China's GDP growth target
Slower growth target as the government sees a weaker external market
The slower-than-expected GDP growth target set by the government of around 5% matches our GDP forecast of 5% for this year. The government realises that a weakening external market would impose challenges to China's export-related industries.
Local government special bond
Slower infrastructure growth
We can tell the speed of infrastructure investment from the scale of the target for new issuance of local government special bonds of CNY3.8 trillion, which compares with our expectation of CNY 4 trillion.
The main reason behind this lower target seems obvious as the fiscal deficit last year was very high at 8% to 9% per GDP from a historical point of view. The government would like to slow down the increase in the fiscal deficit by taking advantage of the economic recovery.
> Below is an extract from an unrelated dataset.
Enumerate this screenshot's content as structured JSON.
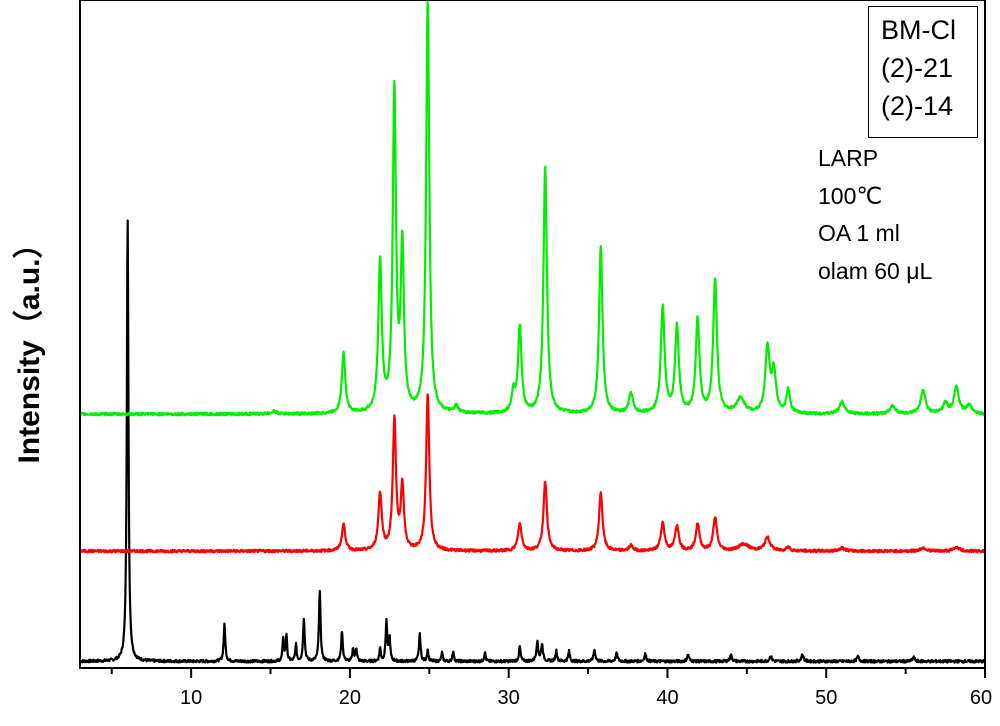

We believe that this year's infrastructure investment will lean towards technology and ESG. As such, we might see more focused transportation infrastructure projects. Only those that have been planned or started will be implemented.
Usually, the precise plan for infrastructure projects would be announced one to two months after the Two Sessions. The change of government personnel could result in more precise measures and more KPI-type announcements for local governments.
Employment will be higher and matches the number of new graduates
The 12 million new employment target is a bit low. If we consider the number of graduates this year, it would be around 11.58 million, as announced by the government earlier, which means some graduates and some existing jobless residents would not be able to find a job. Employment is very important during a recovery as it is the backbone of consumption growth. Having said that, the government expects more startups, which should fill the gap.
Technology and ESG are the strong growth drivers
The government report emphasised the importance of technology and ESG to long-term growth. Within ESG, green still gets more attention from the government as we see from the government work report.
These two industries will attract more capital for investments from government support measures as well as from the private sector. So, apart from a consumption recovery, we should give more attention to investments in these two areas. Growth rates in these industries should be high.
But our concern is overheating if such support from the government lasts for more than three years. There are examples from the past, e.g. solar panels, and real estate, that once supported by the government would turn into fast growth and investments but may turn sour several years later.
In sum, it is a fair government target report
Overall, the government realises the strength and weaknesses faced by the economy. It is not overly optimistic and does not spend too much to boost growth. It focuses more on longer-term growth challenges. In our view, achieving these targets would not be very challenging.